Some null states are unstable. A market might have CVR = null today and CVR = 0.4 tomorrow because the contagion crawler caught up. Strategies that rely on null states as entry conditions need to monitor for the null collapsing into a real value, and the collapse is the natural exit signal.
Null-state strategies are low-throughput. The whole point of these patterns is that they live in the long tail. You are not going to find a hundred virgin-Polymarket setups per day. Maybe two or three. The economics depend on you being patient and only taking the cleanest setups, not on volume.
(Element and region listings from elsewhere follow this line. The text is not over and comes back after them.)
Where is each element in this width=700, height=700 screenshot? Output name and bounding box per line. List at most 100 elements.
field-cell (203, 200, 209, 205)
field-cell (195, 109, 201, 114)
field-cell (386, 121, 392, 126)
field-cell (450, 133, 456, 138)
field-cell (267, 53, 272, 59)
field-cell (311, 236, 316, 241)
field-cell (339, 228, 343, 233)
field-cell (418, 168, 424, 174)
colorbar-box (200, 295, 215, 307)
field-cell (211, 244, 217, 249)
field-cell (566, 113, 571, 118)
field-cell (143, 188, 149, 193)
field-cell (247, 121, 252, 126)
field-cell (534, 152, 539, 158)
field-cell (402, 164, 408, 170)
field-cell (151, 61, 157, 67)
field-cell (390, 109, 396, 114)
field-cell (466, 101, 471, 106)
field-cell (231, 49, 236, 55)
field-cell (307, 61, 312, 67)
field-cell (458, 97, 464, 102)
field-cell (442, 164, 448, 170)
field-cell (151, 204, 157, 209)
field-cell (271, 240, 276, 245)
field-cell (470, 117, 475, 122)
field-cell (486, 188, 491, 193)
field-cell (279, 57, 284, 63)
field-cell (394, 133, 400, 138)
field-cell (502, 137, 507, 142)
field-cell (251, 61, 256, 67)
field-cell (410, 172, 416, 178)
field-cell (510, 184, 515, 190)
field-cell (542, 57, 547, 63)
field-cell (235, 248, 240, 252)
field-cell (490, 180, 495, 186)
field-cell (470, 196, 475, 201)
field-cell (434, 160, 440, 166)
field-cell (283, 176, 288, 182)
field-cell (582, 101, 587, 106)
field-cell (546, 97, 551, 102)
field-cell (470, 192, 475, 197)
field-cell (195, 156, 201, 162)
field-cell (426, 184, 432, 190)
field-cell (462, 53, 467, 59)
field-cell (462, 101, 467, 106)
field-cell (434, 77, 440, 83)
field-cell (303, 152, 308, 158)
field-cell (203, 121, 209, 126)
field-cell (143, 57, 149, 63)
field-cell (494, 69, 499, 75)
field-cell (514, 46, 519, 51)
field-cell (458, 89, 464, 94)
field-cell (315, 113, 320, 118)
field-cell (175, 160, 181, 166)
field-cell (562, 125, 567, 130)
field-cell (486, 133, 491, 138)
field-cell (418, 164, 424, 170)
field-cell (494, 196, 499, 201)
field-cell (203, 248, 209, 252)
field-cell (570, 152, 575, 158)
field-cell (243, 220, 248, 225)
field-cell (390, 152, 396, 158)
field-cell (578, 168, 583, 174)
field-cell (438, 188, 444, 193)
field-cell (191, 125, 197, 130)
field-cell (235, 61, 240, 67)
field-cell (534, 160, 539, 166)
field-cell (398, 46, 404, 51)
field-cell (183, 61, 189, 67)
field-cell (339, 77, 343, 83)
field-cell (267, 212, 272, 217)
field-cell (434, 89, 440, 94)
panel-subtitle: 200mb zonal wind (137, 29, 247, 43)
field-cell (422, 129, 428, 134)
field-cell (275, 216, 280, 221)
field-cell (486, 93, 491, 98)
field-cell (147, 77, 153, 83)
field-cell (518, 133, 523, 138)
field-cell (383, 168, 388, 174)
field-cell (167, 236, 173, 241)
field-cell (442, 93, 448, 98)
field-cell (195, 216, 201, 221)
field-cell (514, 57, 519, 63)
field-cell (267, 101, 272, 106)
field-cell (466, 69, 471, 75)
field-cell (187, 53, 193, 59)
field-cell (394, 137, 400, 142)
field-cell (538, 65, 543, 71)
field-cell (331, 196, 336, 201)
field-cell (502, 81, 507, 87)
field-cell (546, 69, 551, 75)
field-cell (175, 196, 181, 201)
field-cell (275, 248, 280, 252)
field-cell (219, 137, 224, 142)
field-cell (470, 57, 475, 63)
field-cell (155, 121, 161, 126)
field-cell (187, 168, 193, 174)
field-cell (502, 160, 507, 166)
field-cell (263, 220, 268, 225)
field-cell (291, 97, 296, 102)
The indicators that return null are not random. They are specifically the Tier B indicators that depend on cron coverage or graph construction. Tier A indicators (IY, CRI, EE_when_siblings_exist) are always computable from raw price data, so you will never see them null on a market that has any history at all. If you are seeing Tier A nulls, that is a real bug.
How This Connects to the Stack
The null-as-signal principle is one of the four pillars of the framework, alongside the valuation funnel, the pm-indicator-stack, and the endogenous-vs-reality-vs-opinion-data three-source axis. The capstone prediction-market-valuation-theory explains how all four interlock.
In implementation terms: you will see the null-handling logic show up in computing-implied-yield-from-kalshi-tickers (where IY returns null on edge cases), in the upcoming computing-liquidity-availability-score-from-orderbook (which explicitly returns null when the warm cron has not run), and in the corresponding upcoming opinion piece null-data-is-not-missing-data where I argue this principle in less technical terms.
The CLI handle for filtering on null states is currently sf scan --las null and sf scan --cvr null. Both flags are intentional — they filter for the null, not against it — and they are how I find most of the maker setups I run in any given week.
The framework I keep coming back to is this: if your data system silently fills in nulls, your data system is robbing you of half its potential information. The right design is to let nulls propagate, surface them as filterable states, and treat them as entry conditions for strategies that are only visible when most other traders have looked away.